How Do Deepfakes Move? Motion Magnification for Deepfake Source Detection
This addresses the challenge of deepfake detection for security and media integrity, offering a method that is incremental by combining deep and traditional motion magnification techniques.
The paper tackled the problem of detecting deepfake videos and identifying their source generators by analyzing subtle motion differences, achieving video source detection accuracies of 97.17% and 94.03% on two datasets.

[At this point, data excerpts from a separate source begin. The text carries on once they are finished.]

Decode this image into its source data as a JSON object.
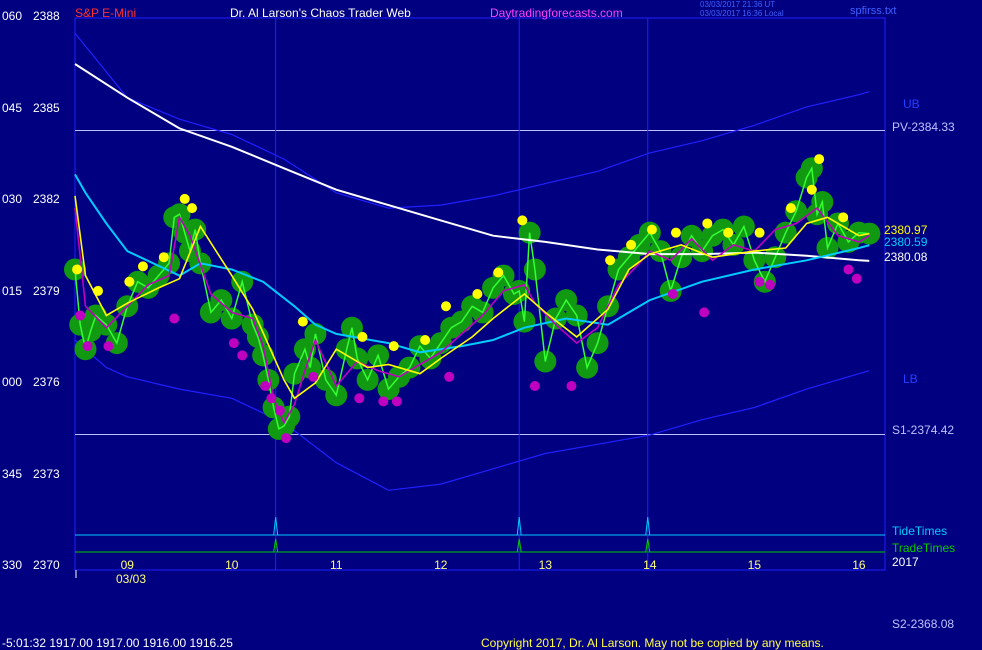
{
  "header": {
    "left_label": "S&P E-Mini",
    "center_title": "Dr. Al Larson's Chaos Trader Web",
    "site": "Daytradingforecasts.com",
    "timestamp_utc": "03/03/2017 21:36 UT",
    "timestamp_local": "03/03/2017 16:36 Local",
    "file": "spfirss.txt"
  },
  "colors": {
    "background": "#000080",
    "plot_border": "#0000ff",
    "green": "#00cc00",
    "yellow": "#ffff00",
    "magenta": "#c000c0",
    "cyan": "#00ccff",
    "white": "#ffffff",
    "band": "#2020ff",
    "red_label": "#ff3030"
  },
  "footer": {
    "ohlc": "-5:01:32  1917.00 1917.00 1916.00 1916.25",
    "copyright": "Copyright 2017, Dr. Al Larson. May not be copied by any means.",
    "s2_label": "S2-2368.08"
  },
  "chart_data": {
    "type": "line",
    "y_ticks": [
      {
        "angle": "060",
        "price": "2388"
      },
      {
        "angle": "045",
        "price": "2385"
      },
      {
        "angle": "030",
        "price": "2382"
      },
      {
        "angle": "015",
        "price": "2379"
      },
      {
        "angle": "000",
        "price": "2376"
      },
      {
        "angle": "345",
        "price": "2373"
      },
      {
        "angle": "330",
        "price": "2370"
      }
    ],
    "ylim": [
      2370,
      2388
    ],
    "x_ticks": [
      "09",
      "10",
      "11",
      "12",
      "13",
      "14",
      "15",
      "16"
    ],
    "xlim": [
      8.5,
      16.25
    ],
    "x_date_label": "03/03",
    "year_label": "2017",
    "levels": [
      {
        "label": "PV-2384.33",
        "value": 2384.33
      },
      {
        "label": "S1-2374.42",
        "value": 2374.42
      }
    ],
    "band_labels": {
      "upper": "UB",
      "lower": "LB"
    },
    "last_values": {
      "high": "2380.97",
      "mid": "2380.59",
      "low": "2380.08"
    },
    "timing_lines": {
      "tide_label": "TideTimes",
      "trade_label": "TradeTimes",
      "times": [
        10.42,
        12.75,
        13.98
      ]
    },
    "series": [
      {
        "key": "white",
        "color": "#ffffff",
        "x": [
          8.5,
          9.0,
          9.5,
          10.0,
          10.5,
          11.0,
          11.5,
          12.0,
          12.5,
          13.0,
          13.5,
          14.0,
          14.5,
          15.0,
          15.5,
          16.0,
          16.1
        ],
        "y": [
          2386.5,
          2385.4,
          2384.4,
          2383.8,
          2383.1,
          2382.4,
          2381.9,
          2381.4,
          2380.9,
          2380.7,
          2380.45,
          2380.3,
          2380.3,
          2380.35,
          2380.25,
          2380.1,
          2380.08
        ]
      },
      {
        "key": "cyan",
        "color": "#00ccff",
        "x": [
          8.5,
          8.6,
          8.8,
          9.0,
          9.5,
          9.7,
          10.0,
          10.3,
          10.6,
          10.8,
          11.0,
          11.5,
          11.8,
          12.2,
          12.5,
          12.8,
          13.2,
          13.6,
          14.0,
          14.5,
          15.0,
          15.5,
          16.0,
          16.1
        ],
        "y": [
          2382.9,
          2382.3,
          2381.3,
          2380.4,
          2379.6,
          2380.0,
          2379.8,
          2379.4,
          2378.6,
          2378.0,
          2377.7,
          2377.4,
          2377.1,
          2377.3,
          2377.5,
          2377.9,
          2378.2,
          2378.0,
          2378.8,
          2379.4,
          2379.8,
          2380.1,
          2380.5,
          2380.59
        ]
      },
      {
        "key": "upper_band",
        "color": "#2020ff",
        "x": [
          8.5,
          9.0,
          9.5,
          10.0,
          10.5,
          11.0,
          11.5,
          12.0,
          12.5,
          13.0,
          13.5,
          14.0,
          14.5,
          15.0,
          15.5,
          16.0,
          16.1
        ],
        "y": [
          2387.5,
          2385.4,
          2384.7,
          2384.2,
          2383.4,
          2382.3,
          2381.8,
          2381.9,
          2382.2,
          2382.6,
          2383.0,
          2383.6,
          2384.0,
          2384.5,
          2385.1,
          2385.5,
          2385.6
        ]
      },
      {
        "key": "lower_band",
        "color": "#2020ff",
        "x": [
          8.5,
          8.8,
          9.0,
          9.5,
          10.0,
          10.5,
          11.0,
          11.5,
          12.0,
          12.5,
          13.0,
          13.5,
          14.0,
          14.5,
          15.0,
          15.5,
          16.0,
          16.1
        ],
        "y": [
          2377.5,
          2376.6,
          2376.3,
          2375.9,
          2375.6,
          2374.8,
          2373.5,
          2372.6,
          2372.8,
          2373.3,
          2373.8,
          2374.1,
          2374.4,
          2374.9,
          2375.3,
          2375.9,
          2376.4,
          2376.5
        ]
      },
      {
        "key": "yellow",
        "color": "#ffff00",
        "x": [
          8.5,
          8.6,
          8.8,
          9.0,
          9.3,
          9.5,
          9.7,
          10.0,
          10.2,
          10.5,
          10.6,
          10.8,
          11.0,
          11.3,
          11.5,
          11.8,
          12.0,
          12.3,
          12.5,
          12.8,
          13.0,
          13.3,
          13.6,
          13.8,
          14.0,
          14.3,
          14.6,
          15.0,
          15.3,
          15.5,
          15.7,
          16.0,
          16.1
        ],
        "y": [
          2382.2,
          2379.6,
          2378.3,
          2378.7,
          2379.2,
          2379.5,
          2381.2,
          2379.6,
          2378.5,
          2376.2,
          2375.6,
          2376.1,
          2377.2,
          2376.6,
          2376.7,
          2376.4,
          2376.9,
          2377.6,
          2378.2,
          2379.0,
          2378.4,
          2377.6,
          2378.5,
          2379.8,
          2380.3,
          2380.6,
          2380.2,
          2380.4,
          2380.5,
          2381.3,
          2381.5,
          2380.9,
          2380.97
        ]
      },
      {
        "key": "magenta",
        "color": "#c000c0",
        "x": [
          8.5,
          8.6,
          8.8,
          9.0,
          9.2,
          9.4,
          9.5,
          9.6,
          9.8,
          10.0,
          10.2,
          10.3,
          10.4,
          10.5,
          10.6,
          10.7,
          10.8,
          11.0,
          11.2,
          11.4,
          11.6,
          11.8,
          12.0,
          12.2,
          12.4,
          12.6,
          12.8,
          12.9,
          13.1,
          13.3,
          13.5,
          13.7,
          13.9,
          14.0,
          14.2,
          14.4,
          14.6,
          14.8,
          15.0,
          15.2,
          15.4,
          15.6,
          15.8,
          16.0,
          16.1
        ],
        "y": [
          2381.8,
          2378.6,
          2377.9,
          2378.6,
          2379.3,
          2379.6,
          2381.5,
          2380.9,
          2379.0,
          2378.4,
          2378.2,
          2377.3,
          2375.6,
          2374.8,
          2375.4,
          2376.5,
          2377.5,
          2376.0,
          2376.8,
          2376.5,
          2376.3,
          2376.7,
          2377.1,
          2377.7,
          2378.3,
          2379.1,
          2379.3,
          2378.7,
          2378.0,
          2377.4,
          2377.9,
          2379.3,
          2380.0,
          2380.4,
          2380.1,
          2380.8,
          2380.1,
          2380.6,
          2380.4,
          2381.1,
          2381.3,
          2381.8,
          2380.9,
          2380.7,
          2380.9
        ]
      },
      {
        "key": "green_price",
        "color": "#00cc00",
        "x": [
          8.5,
          8.55,
          8.6,
          8.65,
          8.7,
          8.8,
          8.9,
          9.0,
          9.1,
          9.2,
          9.3,
          9.4,
          9.45,
          9.5,
          9.55,
          9.6,
          9.65,
          9.7,
          9.8,
          9.9,
          10.0,
          10.1,
          10.2,
          10.25,
          10.3,
          10.35,
          10.4,
          10.45,
          10.5,
          10.55,
          10.6,
          10.7,
          10.75,
          10.8,
          10.9,
          11.0,
          11.1,
          11.15,
          11.2,
          11.3,
          11.4,
          11.5,
          11.6,
          11.7,
          11.8,
          11.9,
          12.0,
          12.1,
          12.2,
          12.3,
          12.4,
          12.5,
          12.6,
          12.7,
          12.75,
          12.8,
          12.85,
          12.9,
          13.0,
          13.1,
          13.2,
          13.3,
          13.4,
          13.5,
          13.6,
          13.7,
          13.8,
          13.9,
          14.0,
          14.1,
          14.2,
          14.3,
          14.4,
          14.5,
          14.6,
          14.7,
          14.8,
          14.9,
          15.0,
          15.1,
          15.2,
          15.3,
          15.4,
          15.5,
          15.55,
          15.6,
          15.65,
          15.7,
          15.8,
          15.9,
          16.0,
          16.1
        ],
        "y": [
          2379.8,
          2378.0,
          2377.2,
          2377.8,
          2378.3,
          2378.0,
          2377.4,
          2378.6,
          2379.4,
          2379.2,
          2379.6,
          2380.0,
          2381.5,
          2381.6,
          2381.0,
          2380.4,
          2381.1,
          2380.0,
          2378.4,
          2378.8,
          2378.2,
          2379.4,
          2378.0,
          2377.6,
          2377.0,
          2376.2,
          2375.3,
          2374.6,
          2374.7,
          2375.0,
          2376.4,
          2377.2,
          2376.6,
          2377.7,
          2376.2,
          2375.7,
          2377.2,
          2377.9,
          2376.9,
          2376.2,
          2377.0,
          2375.9,
          2376.3,
          2376.6,
          2377.3,
          2376.9,
          2377.4,
          2377.9,
          2378.1,
          2378.6,
          2378.4,
          2379.2,
          2379.6,
          2379.0,
          2379.1,
          2378.1,
          2381.0,
          2379.8,
          2376.8,
          2378.2,
          2378.8,
          2378.3,
          2376.6,
          2377.4,
          2378.6,
          2379.8,
          2380.2,
          2380.6,
          2381.0,
          2380.4,
          2379.1,
          2380.2,
          2380.9,
          2380.4,
          2380.9,
          2381.1,
          2380.6,
          2381.2,
          2380.1,
          2379.4,
          2380.2,
          2381.0,
          2381.7,
          2382.8,
          2383.1,
          2381.6,
          2382.0,
          2380.5,
          2381.3,
          2380.7,
          2381.0,
          2380.97
        ]
      }
    ],
    "highs": {
      "x": [
        8.52,
        8.72,
        9.02,
        9.15,
        9.35,
        9.55,
        9.62,
        10.68,
        11.25,
        11.55,
        11.85,
        12.05,
        12.35,
        12.55,
        12.78,
        13.62,
        13.82,
        14.02,
        14.25,
        14.55,
        14.75,
        15.05,
        15.35,
        15.55,
        15.62,
        15.85
      ],
      "y": [
        2379.8,
        2379.1,
        2379.4,
        2379.9,
        2380.2,
        2382.1,
        2381.8,
        2378.1,
        2377.6,
        2377.3,
        2377.5,
        2378.6,
        2379.0,
        2379.7,
        2381.4,
        2380.1,
        2380.6,
        2381.1,
        2381.0,
        2381.3,
        2381.0,
        2381.0,
        2381.8,
        2382.4,
        2383.4,
        2381.5
      ]
    },
    "lows": {
      "x": [
        8.55,
        8.62,
        8.82,
        9.45,
        10.02,
        10.1,
        10.32,
        10.38,
        10.46,
        10.52,
        10.78,
        11.22,
        11.45,
        11.58,
        12.08,
        12.9,
        13.25,
        14.22,
        14.52,
        15.05,
        15.15,
        15.9,
        15.98
      ],
      "y": [
        2378.3,
        2377.3,
        2377.3,
        2378.2,
        2377.4,
        2377.0,
        2376.0,
        2375.6,
        2375.2,
        2374.3,
        2376.3,
        2375.6,
        2375.5,
        2375.5,
        2376.3,
        2376.0,
        2376.0,
        2379.0,
        2378.4,
        2379.4,
        2379.3,
        2379.8,
        2379.5
      ]
    }
  }
}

With the proliferation of deep generative models, deepfakes are improving in quality and quantity everyday. However, there are subtle authenticity signals in pristine videos, not replicated by SOTA GANs. We contrast the movement in deepfakes and authentic videos by motion magnification towards building a generalized deepfake source detector. The sub-muscular motion in faces has different interpretations per different generative models which is reflected in their generative residue. Our approach exploits the difference between real motion and the amplified GAN fingerprints, by combining deep and traditional motion magnification, to detect whether a video is fake and its source generator if so. Evaluating our approach on two multi-source datasets, we obtain 97.17% and 94.03% for video source detection. We compare against the prior deepfake source detector and other complex architectures. We also analyze the importance of magnification amount, phase extraction window, backbone network architecture, sample counts, and sample lengths. Finally, we report our results for different skin tones to assess the bias.